Em 2024, foram registrados cerca de 16.500 acidentes de trabalho no estado, com 92 mortes. Outras estimativas apontam números próximos de 17 mil ocorrências no mesmo período, confirmando a magnitude do problema. Já em 2025, dados parciais indicam que, entre janeiro e julho, ocorreram 24 acidentes graves e 18 mortes.
“Esses números mostram que os acidentes de trabalho continuam sendo um importante problema de saúde pública, exigindo ações contínuas de prevenção e conscientização”, pontua Matheus Nascimento, técnico em Segurança do Trabalho do SESI-PE.

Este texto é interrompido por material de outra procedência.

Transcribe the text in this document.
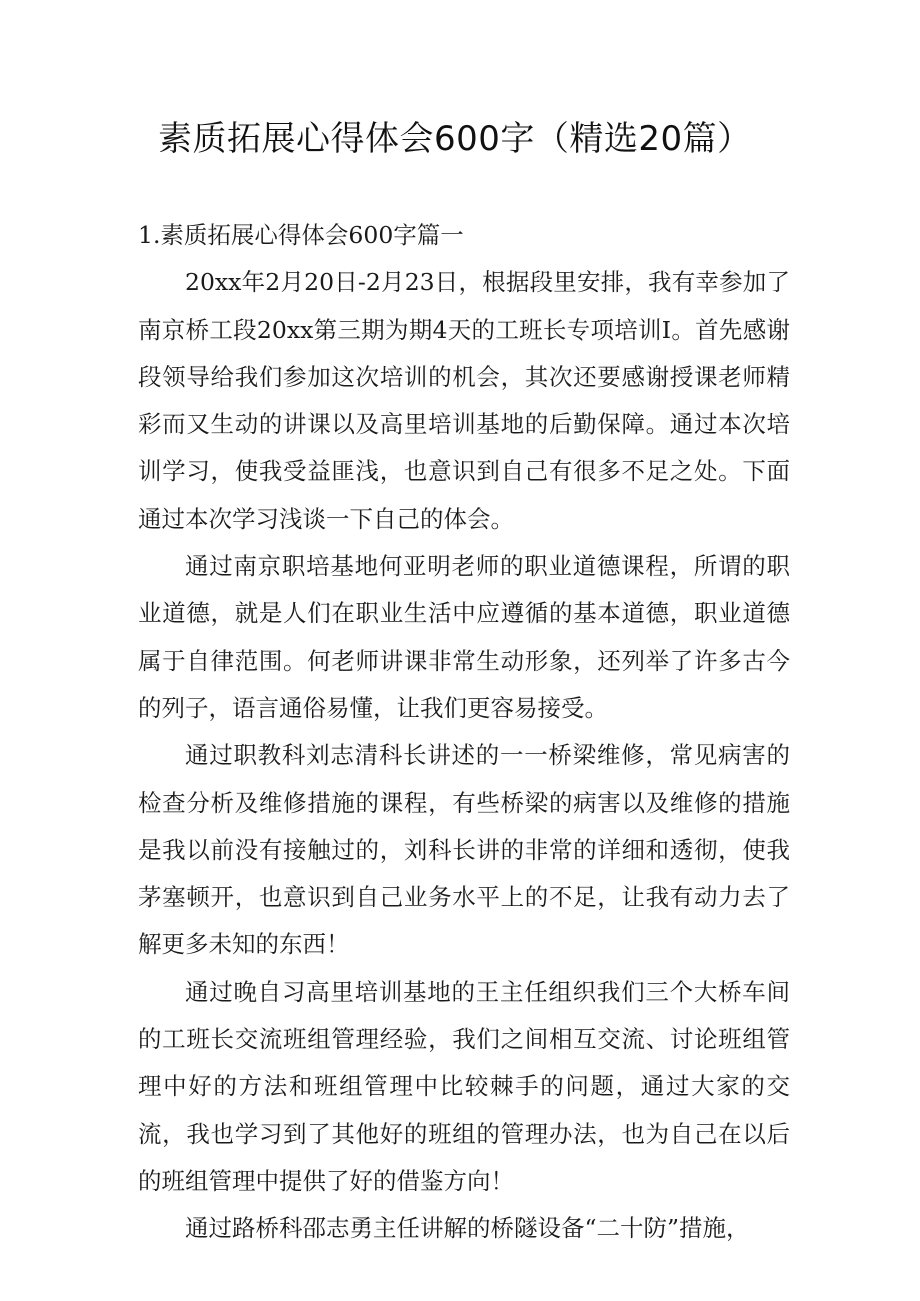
素质拓展心得体会600字（精选20篇）
1.素质拓展心得体会600字篇一

20xx年2月20日-2月23日，根据段里安排，我有幸参加了南京桥工段20xx第三期为期4天的工班长专项培训I。首先感谢段领导给我们参加这次培训的机会，其次还要感谢授课老师精彩而又生动的讲课以及高里培训基地的后勤保障。通过本次培训学习，使我受益匪浅，也意识到自己有很多不足之处。下面通过本次学习浅谈一下自己的体会。

通过南京职培基地何亚明老师的职业道德课程，所谓的职业道德，就是人们在职业生活中应遵循的基本道德，职业道德属于自律范围。何老师讲课非常生动形象，还列举了许多古今的列子，语言通俗易懂，让我们更容易接受。

通过职教科刘志清科长讲述的一一桥梁维修，常见病害的检查分析及维修措施的课程，有些桥梁的病害以及维修的措施是我以前没有接触过的，刘科长讲的非常的详细和透彻，使我茅塞顿开，也意识到自己业务水平上的不足，让我有动力去了解更多未知的东西！

通过晚自习高里培训基地的王主任组织我们三个大桥车间的工班长交流班组管理经验，我们之间相互交流、讨论班组管理中好的方法和班组管理中比较棘手的问题，通过大家的交流，我也学习到了其他好的班组的管理办法，也为自己在以后的班组管理中提供了好的借鉴方向！

通过路桥科邵志勇主任讲解的桥隧设备“二十防”措施，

Entre os principais tipos de acidentes registrados no estado, Matheus elenca que estão cortes e lacerações causados por ferramentas e máquinas; quedas, tanto de altura quanto no mesmo nível; contusões e esmagamentos; além de lesões por esforço repetitivo (LER/DORT).
Também chamam atenção os acidentes de trajeto ocorridos no deslocamento entre casa e trabalho, que incluem colisões, quedas de moto, atropelamentos e acidentes com bicicleta, e representam parcela relevante dos casos.
A legislação brasileira também estabelece diretrizes claras para a proteção dos trabalhadores. O técnico em Segurança do Trabalho do SESI-PE explica que, conforme a Norma Regulamentadora nº 1 (NR-1), ao identificar uma situação de risco, o trabalhador deve interromper a atividade em caso de perigo grave e iminente, afastar-se da área e comunicar imediatamente o responsável. A norma ainda garante o chamado “direito de recusa”, permitindo que o profissional não execute atividades que coloquem sua vida ou saúde em risco.
Outro ponto fundamental é o uso correto dos Equipamentos de Proteção Individual (EPIs) e a capacitação contínua. Matheus explica que essa combinação é decisiva para reduzir acidentes
“Quando os EPIs são utilizados corretamente e os trabalhadores recebem treinamentos constantes, conseguimos diminuir significativamente os riscos. Um simples uso de luvas pode evitar cortes graves, assim como o capacete pode prevenir lesões sérias em ambientes com risco de queda de objetos”, explica.
Além das obrigações legais, as empresas têm papel essencial na construção de uma cultura de segurança sólida. A promoção de treinamentos frequentes, Diálogos Diários de Segurança (DDS), campanhas internas e o incentivo à comunicação aberta sobre riscos são estratégias fundamentais.
“A segurança precisa ser vivida no dia a dia, não apenas imposta. Ações mais dinâmicas, como simulações, recursos digitais e atividades interativas, tornam o aprendizado mais eficaz e aumentam o engajamento dos colaboradores”, ressalta.
Com o avanço da tecnologia, da automação e da inteligência artificial, surgem benefícios, mas o futuro da segurança no trabalho também apresenta novos desafios, com riscos relacionados à perda de atenção e ao excesso de confiança em sistemas automatizados. “O grande desafio será equilibrar tecnologia e comportamento humano, garantindo que a percepção de risco continue sendo uma prioridade”, afirma.